- GBP / USD drew some falling buying on Friday amid a modest USD pullback following the NFP report.
- The US economy added just 194,000 jobs in September; the unemployment rate fell below 5%.
- High US bond yields helped limit the USD’s deeper losses and capped the pair higher.
The pair GBP/USD gained some positive traction in the last hour and soared to a 10-day high, above the 1.3655 zone in reaction to mixed US employment figures.
The pair drew some buying on dips near the 1.3580-85 region on the last day of the week and turned positive for the second day in a row. This also marked the sixth day of a rally in the previous seven and received an additional boost from a modest weakness in the US dollar during the early North American session.
The dollar witnessed some selling after the headline of the NFP report disappointed expectations by a large margin and showed that the economy created just 194,000 jobs in September. This was well below consensus estimates for an addition of 500,000, although it was partially offset by an upward revision from the previous month’s reading.

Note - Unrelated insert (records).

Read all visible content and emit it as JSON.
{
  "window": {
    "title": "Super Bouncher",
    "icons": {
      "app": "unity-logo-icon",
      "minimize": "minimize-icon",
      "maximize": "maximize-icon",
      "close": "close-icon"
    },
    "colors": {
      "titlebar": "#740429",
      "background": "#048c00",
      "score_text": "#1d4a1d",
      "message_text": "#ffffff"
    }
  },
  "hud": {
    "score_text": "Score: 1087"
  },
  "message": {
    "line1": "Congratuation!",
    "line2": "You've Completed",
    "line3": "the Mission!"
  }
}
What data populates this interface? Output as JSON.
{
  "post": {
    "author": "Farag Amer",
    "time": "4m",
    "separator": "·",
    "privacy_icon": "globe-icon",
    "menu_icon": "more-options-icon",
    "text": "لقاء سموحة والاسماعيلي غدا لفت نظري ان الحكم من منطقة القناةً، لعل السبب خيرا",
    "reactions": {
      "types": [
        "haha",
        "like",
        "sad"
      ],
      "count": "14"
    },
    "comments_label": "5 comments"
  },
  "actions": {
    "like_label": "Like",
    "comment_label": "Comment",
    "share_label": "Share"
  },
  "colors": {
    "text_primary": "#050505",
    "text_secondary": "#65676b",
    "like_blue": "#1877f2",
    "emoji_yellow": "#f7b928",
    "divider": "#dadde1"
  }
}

Additional details revealed that the unemployment rate fell below the 5.0% mark for the first time since the start of the pandemic in March 2020. However, the data did little to dampen expectations that the Fed will soon begin to reduce. your bond purchases and possibly raise interest rates in 2022.
This was reinforced by a rather subdued reaction in the money markets. In fact, the benchmark 10-year US government bond yield was flat near four-month highs, around 1.59%. This, in turn, continued to act as a tailwind for the dollar and kept any uncontrolled rallies for the GBP / USD in cap, at least for now.